How do you know, though? There are signs, but they can be easy to miss because they often come on gradually and can be dismissed as coming from something else.
According to Forbes, Harvard and Stanford did a study that showed poor management in U.S. companies made up as much as 8 percent of annual health costs and even led to some deaths.
Those statistics are nothing to scoff at. Luckily, there are ways of avoiding seeing your job hurt your health.
But to solve the problem, you need to be aware of its existence. Your body may know before you do that your job is impacting your health and stress symptoms, sending you alerts you are not okay.
Here are a few red flags to look for that your job may be impacting your health, along with some solutions.
Problems Such as Insomnia, Headaches, and Muscle Tension
One of the first things people report when work is causing them problems is sleep disturbance and insomnia, which may lead to depression.
Another thing that happens when you work too hard is your brain floods your system with adrenaline and other stress hormones, which may increase your health issues.
The physical condition resulting from the emotional stress you may feel at work every day creates physiological problems, which manifests as pain and aches. Not just headaches, but general body aches.
This can be debilitating, but there are solutions. See your physician. Depending on your individual needs and tolerances, they may prescribe medications for severe cases of sleeplessness.
If you do decide to go to a doctor for prescription sleep medications, WebMD recommends you gradually reduce the dosage when you no longer need them as much, and try to limit use to no more than a few weeks at a time and only when you get acute insomnia. Regardless of the method you choose to relieve pain, always listen to your doctor.
You Notice Your Mental Health Declining or New Mental Problems
When you have a toxic job or are simply working too hard, the increased stress can exacerbate existing mental health issues or cause new ones.
Someone who might be a worrier by nature can experience worsening symptoms in a toxic or understaffed work environment.
According to the Huffington Post, problems with your job can cause worry that will often increase to the point of clinical anxiety or depression, which can come with panic attacks and a loss of interest in doing anything outside of what you must do, like work.

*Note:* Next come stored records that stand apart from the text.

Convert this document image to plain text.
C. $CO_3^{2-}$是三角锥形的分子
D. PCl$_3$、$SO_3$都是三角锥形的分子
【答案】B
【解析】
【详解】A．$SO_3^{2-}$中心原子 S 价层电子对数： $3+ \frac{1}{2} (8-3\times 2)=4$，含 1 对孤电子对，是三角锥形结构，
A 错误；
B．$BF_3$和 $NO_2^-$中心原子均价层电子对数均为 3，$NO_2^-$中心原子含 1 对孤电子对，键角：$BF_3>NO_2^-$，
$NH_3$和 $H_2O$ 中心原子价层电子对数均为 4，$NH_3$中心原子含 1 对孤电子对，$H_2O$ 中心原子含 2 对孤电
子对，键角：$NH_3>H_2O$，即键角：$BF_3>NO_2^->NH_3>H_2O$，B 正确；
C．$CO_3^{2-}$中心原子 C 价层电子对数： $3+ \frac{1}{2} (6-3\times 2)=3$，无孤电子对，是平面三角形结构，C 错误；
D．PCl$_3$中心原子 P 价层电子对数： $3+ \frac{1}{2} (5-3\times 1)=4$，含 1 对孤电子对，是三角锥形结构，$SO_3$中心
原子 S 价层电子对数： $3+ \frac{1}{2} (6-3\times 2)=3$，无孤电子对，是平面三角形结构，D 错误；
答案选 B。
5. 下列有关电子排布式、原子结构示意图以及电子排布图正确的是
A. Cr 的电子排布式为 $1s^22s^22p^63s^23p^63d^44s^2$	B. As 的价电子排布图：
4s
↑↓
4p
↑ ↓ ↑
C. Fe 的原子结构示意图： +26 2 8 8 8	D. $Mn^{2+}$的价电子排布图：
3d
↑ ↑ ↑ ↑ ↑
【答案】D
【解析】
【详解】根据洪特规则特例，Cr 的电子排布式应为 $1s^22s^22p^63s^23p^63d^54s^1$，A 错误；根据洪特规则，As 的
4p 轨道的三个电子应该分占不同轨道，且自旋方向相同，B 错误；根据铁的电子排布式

Developing or seeing worsening of mental health is a red flag that your job is impacting you negatively. Once you cross the clinical threshold, your doctor may prescribe medications for depression or anxiety.
If you don’t want to go the medication route, try scaling back work hours and avoid working late or on weekends too much. Give yourself a break and get plenty of rest to mitigate the effects of overwork or working in a stressful environment.
Consult a professional therapist or counselor to help you deal with work-related stress that doesn’t pass.
You Experience Thoughts of Avoiding Work or Quitting
If you are working a job that creates a lot of stress, you might find yourself wishing you didn’t have to do it some days or have urges to quit your job altogether.
But don’t have a knee-jerk reaction and walk away before you seek help. Take advantage of employee-assistance programs your job may offer, or go directly to human resources to attempt to address the issues that are causing your disquieting thoughts and health afflictions possibly related to your job.
Talk to friends and family for support. Companionship outside of your job can help offset the stress symptoms you may be noticing, such as physical health issues or thoughts about leaving your job.
Watch for these red flags that your job is impacting your health, and be proactive and do something about it before the problem becomes too difficult to overcome.
Hang in there. Help is available if your job is affecting your health. Look for the red flags, and don’t give up.